Buy a small plastic bin with a handle for each floor of your home. You will fill it with all the supplies you need for cleaning your house, with the exception of your vacuum, and carry it from room to room as you clean. No more wasted steps back and forth as you retrieve the cleaning supplies you need for each room and each chore. Keep the bin in a linen closet or under the master bathroom sink.
Search out the circulars for sales and coupons. When you see a product you need, buy two. You can have one for each floor of the house or save one for later.
Each of your plastic bins should contain:
A plastic spray bottle of all-purpose cleaner for general surface cleaning. This need not be anti-bacterial. In fact, ample evidence points to overuse of antibacterial cleaners as one contributing factor to increasing the strength and number of antibiotic-resistant superbugs. A solution of vinegar and water in a clean spray bottle is inexpensive and when applied with a lint-free cloth will leave mirrors and glass streak-free. Unless a family member is ill with a contagious disease, save antibacterial products for food prep areas and cleaning the toilet.
Anti-bacterial wipes or spray cleaner for toilets and food preparation areas only.
Gentle non-abrasive cleaner for scrubbing showers and sinks
Anti-static dusting cloth and furniture polish. Furniture polish need not be applied with every cleaning. And if you have a central vacuum system, you can use the long hose and variety of attachments to save time with dusting chores, such as baseboards, window sills, blinds, and draperies. Dust suctioned away with a central vacuuming system doesn’t re-circulate back into the air and resettle, as it does with traditional vacuum cleaners, but is pulled into a central collection unit which can then be emptied periodically.
Nylon scrubbing pad for scrubbing jobs
Lint-free rags for wiping and dusting. Old cloth diapers are ideal, as are worn cotton tee shirts. A roll of paper towels comes in handy, but go easy on the environment by using paper towels sparingly, and only for the dirtiest jobs.
Handful of small plastic garbage bags (small grocery bags are perfect) for collecting small bits of trash and used wipes or paper towels as you go along.
Replenish supplies as needed, and store the bins in the same place all the time when not in use. You’ll be pleasantly surprised how much time, energy and frustration you’ll save on routine cleaning with this simple “Cleaning Carry-All” strategy.
The headline reads like one of those mini-lectures on multi-tasking, but fear not. Truth is, do you really need to juggle three tasks at once? Only if they can be combined into one easy movement.
I have found ways to clean, recycle and save money all at the same time without exhausting yourself.

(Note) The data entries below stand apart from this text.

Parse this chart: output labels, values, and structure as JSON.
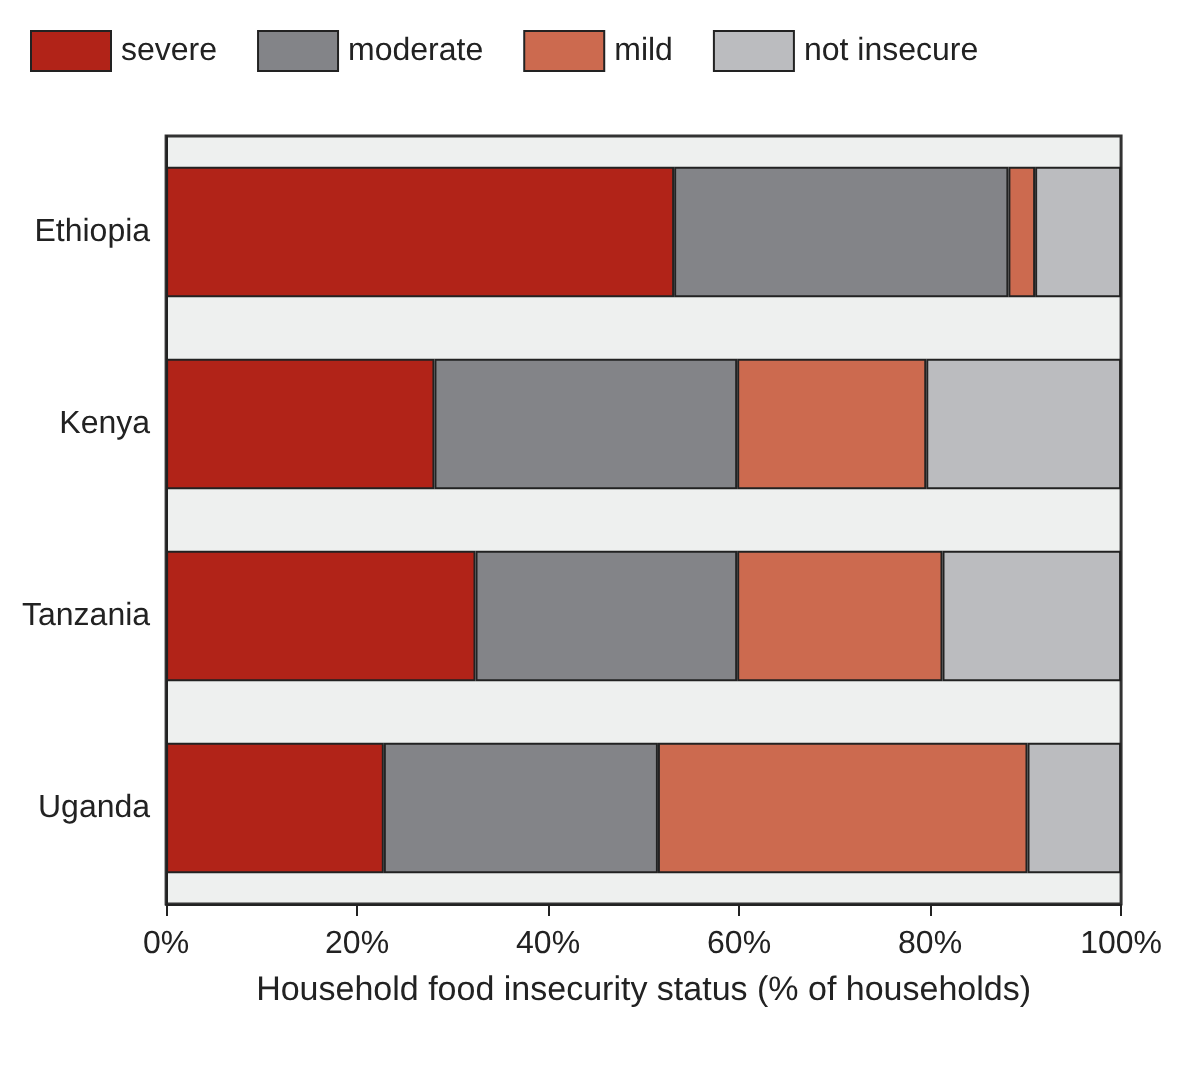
{
  "chart_data": {
    "type": "bar",
    "orientation": "horizontal",
    "stacked": true,
    "xlabel": "Household food insecurity status (% of households)",
    "categories": [
      "Ethiopia",
      "Kenya",
      "Tanzania",
      "Uganda"
    ],
    "series": [
      {
        "name": "severe",
        "color": "#b12318",
        "values": [
          53.2,
          28.1,
          32.4,
          22.8
        ]
      },
      {
        "name": "moderate",
        "color": "#838488",
        "values": [
          35.0,
          31.7,
          27.4,
          28.7
        ]
      },
      {
        "name": "mild",
        "color": "#cc6a4f",
        "values": [
          2.8,
          19.8,
          21.5,
          38.7
        ]
      },
      {
        "name": "not insecure",
        "color": "#bbbcbf",
        "values": [
          9.0,
          20.4,
          18.7,
          9.8
        ]
      }
    ],
    "xlim": [
      0,
      100
    ],
    "xticks": [
      {
        "value": 0,
        "label": "0%"
      },
      {
        "value": 20,
        "label": "20%"
      },
      {
        "value": 40,
        "label": "40%"
      },
      {
        "value": 60,
        "label": "60%"
      },
      {
        "value": 80,
        "label": "80%"
      },
      {
        "value": 100,
        "label": "100%"
      }
    ],
    "legend": "top",
    "grid": false
  }
}
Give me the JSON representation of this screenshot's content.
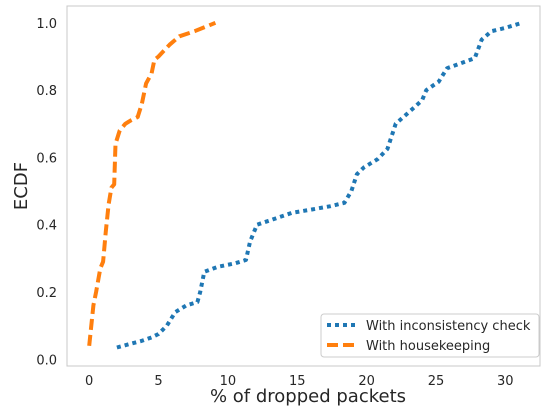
{
  "chart_data": {
    "type": "line",
    "title": "",
    "xlabel": "% of dropped packets",
    "ylabel": "ECDF",
    "xlim": [
      -1.6,
      32.5
    ],
    "ylim": [
      -0.02,
      1.05
    ],
    "xticks": [
      0,
      5,
      10,
      15,
      20,
      25,
      30
    ],
    "yticks": [
      0.0,
      0.2,
      0.4,
      0.6,
      0.8,
      1.0
    ],
    "grid": false,
    "legend_position": "lower-right",
    "series": [
      {
        "name": "With inconsistency check",
        "color": "#1f77b4",
        "style": "dotted",
        "x": [
          2.0,
          2.9,
          3.8,
          4.5,
          5.0,
          5.6,
          6.2,
          7.0,
          7.8,
          8.0,
          8.3,
          9.3,
          10.5,
          11.3,
          11.6,
          12.1,
          13.2,
          14.6,
          16.0,
          17.4,
          18.4,
          18.9,
          19.3,
          19.8,
          20.8,
          21.5,
          22.1,
          23.2,
          24.0,
          24.3,
          25.2,
          25.8,
          26.8,
          27.8,
          28.3,
          29.0,
          30.0,
          31.2
        ],
        "y": [
          0.035,
          0.045,
          0.055,
          0.065,
          0.075,
          0.1,
          0.14,
          0.16,
          0.17,
          0.2,
          0.26,
          0.275,
          0.285,
          0.295,
          0.35,
          0.4,
          0.415,
          0.435,
          0.445,
          0.455,
          0.465,
          0.5,
          0.55,
          0.57,
          0.595,
          0.625,
          0.7,
          0.74,
          0.77,
          0.8,
          0.825,
          0.865,
          0.88,
          0.895,
          0.95,
          0.975,
          0.985,
          1.0
        ]
      },
      {
        "name": "With housekeeping",
        "color": "#ff7f0e",
        "style": "dashed",
        "x": [
          0.0,
          0.3,
          0.5,
          0.8,
          1.0,
          1.2,
          1.4,
          1.6,
          1.8,
          1.9,
          2.2,
          2.6,
          3.0,
          3.5,
          3.8,
          4.1,
          4.5,
          4.7,
          5.0,
          5.8,
          6.5,
          7.6,
          8.5,
          9.1
        ],
        "y": [
          0.04,
          0.16,
          0.2,
          0.27,
          0.29,
          0.38,
          0.46,
          0.51,
          0.52,
          0.64,
          0.68,
          0.7,
          0.71,
          0.72,
          0.76,
          0.82,
          0.85,
          0.89,
          0.9,
          0.935,
          0.96,
          0.975,
          0.99,
          1.0
        ]
      }
    ]
  }
}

Collect all those orphaned socks you keep finding in the dryer. The next time you dust, wear a sock as a mitten – pull one onto each hand if you’re super efficient or cleaning small, delicate objects — and put those lonely socks to good use.

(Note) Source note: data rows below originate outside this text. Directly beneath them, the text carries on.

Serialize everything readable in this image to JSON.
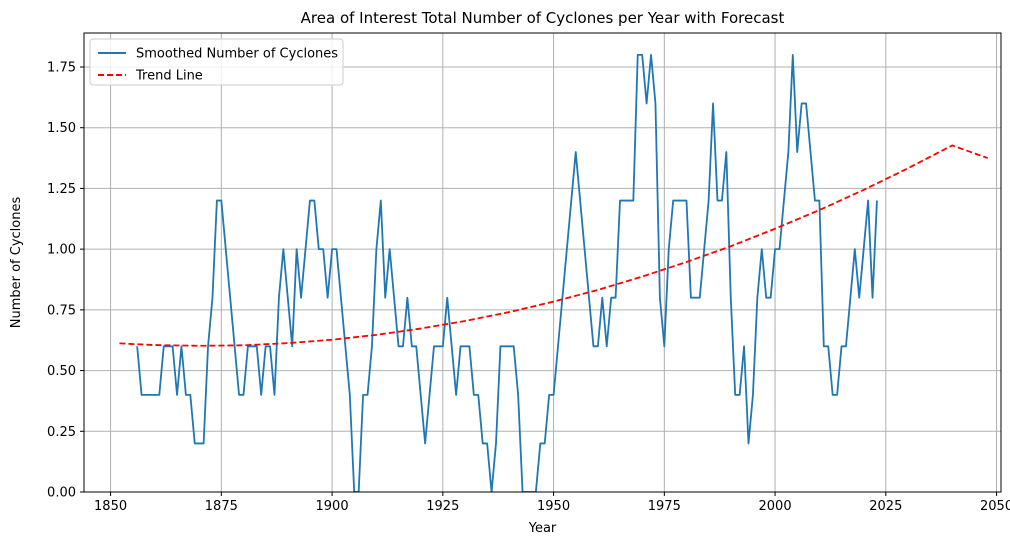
{
  "chart_data": {
    "type": "line",
    "title": "Area of Interest Total Number of Cyclones per Year with Forecast",
    "xlabel": "Year",
    "ylabel": "Number of Cyclones",
    "xlim": [
      1844,
      2051
    ],
    "ylim": [
      0,
      1.89
    ],
    "xticks": [
      1850,
      1875,
      1900,
      1925,
      1950,
      1975,
      2000,
      2025,
      2050
    ],
    "yticks": [
      0.0,
      0.25,
      0.5,
      0.75,
      1.0,
      1.25,
      1.5,
      1.75
    ],
    "xtick_labels": [
      "1850",
      "1875",
      "1900",
      "1925",
      "1950",
      "1975",
      "2000",
      "2025",
      "2050"
    ],
    "ytick_labels": [
      "0.00",
      "0.25",
      "0.50",
      "0.75",
      "1.00",
      "1.25",
      "1.50",
      "1.75"
    ],
    "grid": true,
    "legend_position": "top-left",
    "series": [
      {
        "name": "Smoothed Number of Cyclones",
        "color": "#1f77b4",
        "style": "solid",
        "points": [
          [
            1856,
            0.6
          ],
          [
            1857,
            0.4
          ],
          [
            1858,
            0.4
          ],
          [
            1859,
            0.4
          ],
          [
            1860,
            0.4
          ],
          [
            1861,
            0.4
          ],
          [
            1862,
            0.6
          ],
          [
            1863,
            0.6
          ],
          [
            1864,
            0.6
          ],
          [
            1865,
            0.4
          ],
          [
            1866,
            0.6
          ],
          [
            1867,
            0.4
          ],
          [
            1868,
            0.4
          ],
          [
            1869,
            0.2
          ],
          [
            1870,
            0.2
          ],
          [
            1871,
            0.2
          ],
          [
            1872,
            0.6
          ],
          [
            1873,
            0.8
          ],
          [
            1874,
            1.2
          ],
          [
            1875,
            1.2
          ],
          [
            1876,
            1.0
          ],
          [
            1877,
            0.8
          ],
          [
            1878,
            0.6
          ],
          [
            1879,
            0.4
          ],
          [
            1880,
            0.4
          ],
          [
            1881,
            0.6
          ],
          [
            1882,
            0.6
          ],
          [
            1883,
            0.6
          ],
          [
            1884,
            0.4
          ],
          [
            1885,
            0.6
          ],
          [
            1886,
            0.6
          ],
          [
            1887,
            0.4
          ],
          [
            1888,
            0.8
          ],
          [
            1889,
            1.0
          ],
          [
            1890,
            0.8
          ],
          [
            1891,
            0.6
          ],
          [
            1892,
            1.0
          ],
          [
            1893,
            0.8
          ],
          [
            1894,
            1.0
          ],
          [
            1895,
            1.2
          ],
          [
            1896,
            1.2
          ],
          [
            1897,
            1.0
          ],
          [
            1898,
            1.0
          ],
          [
            1899,
            0.8
          ],
          [
            1900,
            1.0
          ],
          [
            1901,
            1.0
          ],
          [
            1902,
            0.8
          ],
          [
            1903,
            0.6
          ],
          [
            1904,
            0.4
          ],
          [
            1905,
            0.0
          ],
          [
            1906,
            0.0
          ],
          [
            1907,
            0.4
          ],
          [
            1908,
            0.4
          ],
          [
            1909,
            0.6
          ],
          [
            1910,
            1.0
          ],
          [
            1911,
            1.2
          ],
          [
            1912,
            0.8
          ],
          [
            1913,
            1.0
          ],
          [
            1914,
            0.8
          ],
          [
            1915,
            0.6
          ],
          [
            1916,
            0.6
          ],
          [
            1917,
            0.8
          ],
          [
            1918,
            0.6
          ],
          [
            1919,
            0.6
          ],
          [
            1920,
            0.4
          ],
          [
            1921,
            0.2
          ],
          [
            1922,
            0.4
          ],
          [
            1923,
            0.6
          ],
          [
            1924,
            0.6
          ],
          [
            1925,
            0.6
          ],
          [
            1926,
            0.8
          ],
          [
            1927,
            0.6
          ],
          [
            1928,
            0.4
          ],
          [
            1929,
            0.6
          ],
          [
            1930,
            0.6
          ],
          [
            1931,
            0.6
          ],
          [
            1932,
            0.4
          ],
          [
            1933,
            0.4
          ],
          [
            1934,
            0.2
          ],
          [
            1935,
            0.2
          ],
          [
            1936,
            0.0
          ],
          [
            1937,
            0.2
          ],
          [
            1938,
            0.6
          ],
          [
            1939,
            0.6
          ],
          [
            1940,
            0.6
          ],
          [
            1941,
            0.6
          ],
          [
            1942,
            0.4
          ],
          [
            1943,
            0.0
          ],
          [
            1944,
            0.0
          ],
          [
            1945,
            0.0
          ],
          [
            1946,
            0.0
          ],
          [
            1947,
            0.2
          ],
          [
            1948,
            0.2
          ],
          [
            1949,
            0.4
          ],
          [
            1950,
            0.4
          ],
          [
            1951,
            0.6
          ],
          [
            1952,
            0.8
          ],
          [
            1953,
            1.0
          ],
          [
            1954,
            1.2
          ],
          [
            1955,
            1.4
          ],
          [
            1956,
            1.2
          ],
          [
            1957,
            1.0
          ],
          [
            1958,
            0.8
          ],
          [
            1959,
            0.6
          ],
          [
            1960,
            0.6
          ],
          [
            1961,
            0.8
          ],
          [
            1962,
            0.6
          ],
          [
            1963,
            0.8
          ],
          [
            1964,
            0.8
          ],
          [
            1965,
            1.2
          ],
          [
            1966,
            1.2
          ],
          [
            1967,
            1.2
          ],
          [
            1968,
            1.2
          ],
          [
            1969,
            1.8
          ],
          [
            1970,
            1.8
          ],
          [
            1971,
            1.6
          ],
          [
            1972,
            1.8
          ],
          [
            1973,
            1.6
          ],
          [
            1974,
            0.8
          ],
          [
            1975,
            0.6
          ],
          [
            1976,
            1.0
          ],
          [
            1977,
            1.2
          ],
          [
            1978,
            1.2
          ],
          [
            1979,
            1.2
          ],
          [
            1980,
            1.2
          ],
          [
            1981,
            0.8
          ],
          [
            1982,
            0.8
          ],
          [
            1983,
            0.8
          ],
          [
            1984,
            1.0
          ],
          [
            1985,
            1.2
          ],
          [
            1986,
            1.6
          ],
          [
            1987,
            1.2
          ],
          [
            1988,
            1.2
          ],
          [
            1989,
            1.4
          ],
          [
            1990,
            0.8
          ],
          [
            1991,
            0.4
          ],
          [
            1992,
            0.4
          ],
          [
            1993,
            0.6
          ],
          [
            1994,
            0.2
          ],
          [
            1995,
            0.4
          ],
          [
            1996,
            0.8
          ],
          [
            1997,
            1.0
          ],
          [
            1998,
            0.8
          ],
          [
            1999,
            0.8
          ],
          [
            2000,
            1.0
          ],
          [
            2001,
            1.0
          ],
          [
            2002,
            1.2
          ],
          [
            2003,
            1.4
          ],
          [
            2004,
            1.8
          ],
          [
            2005,
            1.4
          ],
          [
            2006,
            1.6
          ],
          [
            2007,
            1.6
          ],
          [
            2008,
            1.4
          ],
          [
            2009,
            1.2
          ],
          [
            2010,
            1.2
          ],
          [
            2011,
            0.6
          ],
          [
            2012,
            0.6
          ],
          [
            2013,
            0.4
          ],
          [
            2014,
            0.4
          ],
          [
            2015,
            0.6
          ],
          [
            2016,
            0.6
          ],
          [
            2017,
            0.8
          ],
          [
            2018,
            1.0
          ],
          [
            2019,
            0.8
          ],
          [
            2020,
            1.0
          ],
          [
            2021,
            1.2
          ],
          [
            2022,
            0.8
          ],
          [
            2023,
            1.2
          ]
        ]
      },
      {
        "name": "Trend Line",
        "color": "#ff0000",
        "style": "dashed",
        "points": [
          [
            1852,
            0.612
          ],
          [
            1860,
            0.605
          ],
          [
            1870,
            0.602
          ],
          [
            1880,
            0.604
          ],
          [
            1890,
            0.613
          ],
          [
            1900,
            0.627
          ],
          [
            1910,
            0.647
          ],
          [
            1920,
            0.673
          ],
          [
            1930,
            0.704
          ],
          [
            1940,
            0.741
          ],
          [
            1950,
            0.784
          ],
          [
            1960,
            0.832
          ],
          [
            1970,
            0.887
          ],
          [
            1980,
            0.947
          ],
          [
            1990,
            1.012
          ],
          [
            2000,
            1.084
          ],
          [
            2010,
            1.161
          ],
          [
            2020,
            1.244
          ],
          [
            2030,
            1.333
          ],
          [
            2040,
            1.427
          ],
          [
            2048,
            1.375
          ]
        ]
      }
    ]
  }
}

There. You’ve cleaned your house efficiently, you’ve repurposed something that could have gone in the waste stream, and you’ve saved a few bucks on store-bought cleaning cloths. As a bonus, you can let a young child join in by giving them a dust-eating sock with a face drawn on one side. A child can easily dust windowsills, cleared tables and book shelves. They don’t see this activity as work, but a fun way to spend time doing grownup stuff with a grownup.
The same method can be applied to washing small, nonporous objects in a sink. Don a sock on each hand, squirt a dab of liquid soap on each, and lather up with water. Wearing sock mitts is a great way to clean crevices and angles without applying harsh brushes or scrubbers.
Children love using sock mittens to wash themselves (and their rubber ducks, their toy boats, etc, etc.) in the bathtub.